Ah não poude illudir-se! ... e, a despeito do muito que amava á ingrata, rompeu com ella e entregou-a á mãe, fugindo em seguida para São Paulo. Dona Isabel, que sabia já, não d'esta ultima falcatrua da filha, mas das outras primeiras, que bem a mortificaram, coitada! desfez-se em lagrimas, aconselhou-a a que se arrependesse e mudasse de conducta; em seguida escreveu ao genro, intercedendo por Pombinha, jurando que agora respondia por ella e pedindo-lhe que esquecesse o passado e voltasse para junto de sua mulher. O rapaz não respondeu á carta, e dahi a mezes, Pombinha desappareceu da casa da mãe. Dona Isabel quasi morre de desgosto. Para onde teria ido a filha?... «Onde está? onde não está! Procura d'aqui! procura d'ahi!» Só a descobrio semanas depois; estava morando n'um hotel com Léonie. A serpente vencia afinal. Pombinha foi, pelo seu proprio pé, attrahida, metter-se-lhe na bocca. A pobre mãe chorou a filha como morta; mas, visto que os desgosto não lhe tiraram a vida por uma vez e, como a desgraçada não tinha com que matar a fome, nem forças para trabalhar, aceitou de cabeça baixa o primeiro dinheiro que Pombinha lhe mandou. E, desde então, aceitou sempre, constituindo-se a rapariga no seu unico amparo da velhice e sustentando-a com os ganhos da prostituição. Depois, como n'este mundo uma creatura a tudo se acostuma, Dona Isabel mudou-se para a casa da filha. Mas não apparecia nunca na sala quando havia gente de fóra; escondia-se; e, se algum dos frequentadores de Pombinha a pilhava de improviso, a infeliz, com vergonha de si mesma, fingia-se criada ou dama de companhia. O que mais a desgostava, e o que ella não podia tolerar sem apertos de coração, era ver a pequena endemoninhar-se com champanha depois do jantar e pôr-se a dizer tolices e a estender-se ali mesmo no collo dos homens. Chorava sempre que a via entrar ébria, fóra d'horas, depois de uma orgia; e, de desgosto em desgosto, foi se sentindo enfraquecer e enfermar, até cahir de cama e mudar-se para uma casa de saude, onde afinal morreu.
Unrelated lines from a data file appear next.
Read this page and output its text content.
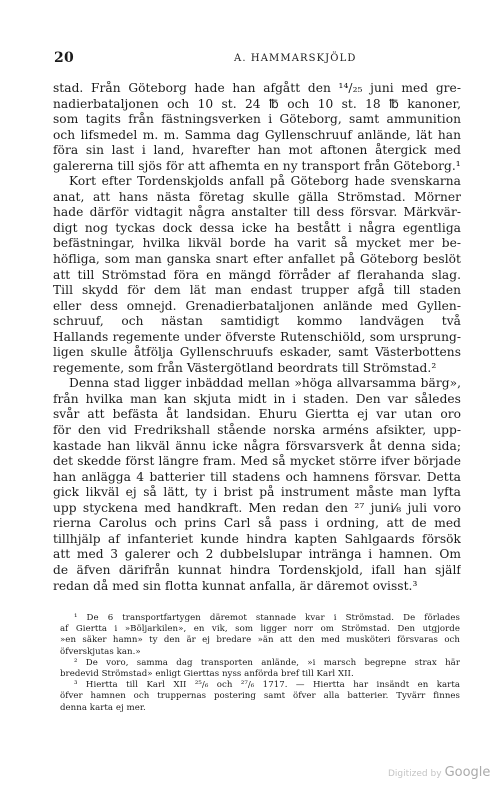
20	A. HAMMARSKJÖLD
stad. Från Göteborg hade han afgått den ¹⁴/₂₅ juni med gre-
nadierbataljonen och 10 st. 24 ℔ och 10 st. 18 ℔ kanoner,
som tagits från fästningsverken i Göteborg, samt ammunition
och lifsmedel m. m. Samma dag Gyllenschruuf anlände, lät han
föra sin last i land, hvarefter han mot aftonen återgick med
galererna till sjös för att afhemta en ny transport från Göteborg.¹
Kort efter Tordenskjolds anfall på Göteborg hade svenskarna
anat, att hans nästa företag skulle gälla Strömstad. Mörner
hade därför vidtagit några anstalter till dess försvar. Märkvär-
digt nog tyckas dock dessa icke ha bestått i några egentliga
befästningar, hvilka likväl borde ha varit så mycket mer be-
höfliga, som man ganska snart efter anfallet på Göteborg beslöt
att till Strömstad föra en mängd förråder af flerahanda slag.
Till skydd för dem lät man endast trupper afgå till staden
eller dess omnejd. Grenadierbataljonen anlände med Gyllen-
schruuf, och nästan samtidigt kommo landvägen två
Hallands regemente under öfverste Rutenschiöld, som ursprung-
ligen skulle åtfölja Gyllenschruufs eskader, samt Västerbottens
regemente, som från Västergötland beordrats till Strömstad.²
Denna stad ligger inbäddad mellan »höga allvarsamma bärg»,
från hvilka man kan skjuta midt in i staden. Den var således
svår att befästa åt landsidan. Ehuru Giertta ej var utan oro
för den vid Fredrikshall stående norska arméns afsikter, upp-
kastade han likväl ännu icke några försvarsverk åt denna sida;
det skedde först längre fram. Med så mycket större ifver började
han anlägga 4 batterier till stadens och hamnens försvar. Detta
gick likväl ej så lätt, ty i brist på instrument måste man lyfta
upp styckena med handkraft. Men redan den ²⁷ juni⁄₈ juli voro
rierna Carolus och prins Carl så pass i ordning, att de med
tillhjälp af infanteriet kunde hindra kapten Sahlgaards försök
att med 3 galerer och 2 dubbelslupar intränga i hamnen. Om
de äfven därifrån kunnat hindra Tordenskjold, ifall han själf
redan då med sin flotta kunnat anfalla, är däremot ovisst.³
¹ De 6 transportfartygen däremot stannade kvar i Strömstad. De förlades
af Giertta i »Böljarkilen», en vik, som ligger norr om Strömstad. Den utgjorde
»en säker hamn» ty den är ej bredare »än att den med musköteri försvaras och
öfverskjutas kan.»
² De voro, samma dag transporten anlände, »i marsch begrepne strax här
bredevid Strömstad» enligt Gierttas nyss anförda bref till Karl XII.
³ Hiertta till Karl XII ²⁵/₆ och ²⁷/₆ 1717. — Hiertta har insändt en karta
öfver hamnen och truppernas postering samt öfver alla batterier. Tyvärr finnes
denna karta ej mer.
Digitized by Google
Agora, as duas cocotes, amigas, inseparaveis, terriveis n'aquella inquebrantavel solidariedade, que fazia d'ellas uma só cobra de duas cabeças dominavam o alto e o baixo Rio de Janeiro. Eram vistas por toda a parte onde houvesse prazer; á tarde, antes do jantar, atravessavam o Catette em carro descoberto, com a Jujú ao lado; á noite, no theatro, em um camarote de bocca, chamavam sobre si os velhos conselheiros desfibrados pela politica e avidos de sensações extremas, ou arrastavam para os gabinetes particulares dos hoteis os sensuaes e gordos fazendeiros de café, que vinham á côrte esbodegar o farto producto das safras do anno, trabalhadas pelos seus escravos. Por cima d'ellas duas passára uma geração inteira de devassos. Pombinha, só com tres mezes de cama franca, fizera-se tão perita no officio como a outra; a sua infeliz intelligencia, nascida e criada no modesto lodo da estalagem, medrou logo admiravelmente na lama forte dos vicios de largo folego; fez maravilhas na arte; parecia adivinhar todos os segredos d'aquella vida; seus labios não tocavam em ninguem sem tirar sangue; sabia beber, gotta a gotta, pela bocca do homem mais avarento, todo o dinheiro que a victima pudesse dar de si. Entretanto, lá na Avenida São Romão, era, como a mestra, cada vez mais adorada pelos seus velhos e fieis companheiros de cortiço; quando lá iam, acompanhadas por Jujú, a porta da Augusta ficava, como d'antes, cheia de gente, que as abençoava com o seu estupido sorriso de pobreza hereditaria e humilde. Pombinha abria muito a bolsa, principalmente com a mulher de Jeronymo, a cuja filha, sua protegida predilecta, votava agora, por sua vez, uma sympathia toda especial, identica á que n'outro tempo inspirára ella propria á Léonie. A cadeia continuava e continuaria interminavelmente; o cortiço estava preparando uma nova prostituta n'aquella pobre menina desamparada, que se fazia mulher ao lado de uma infeliz mãe ébria.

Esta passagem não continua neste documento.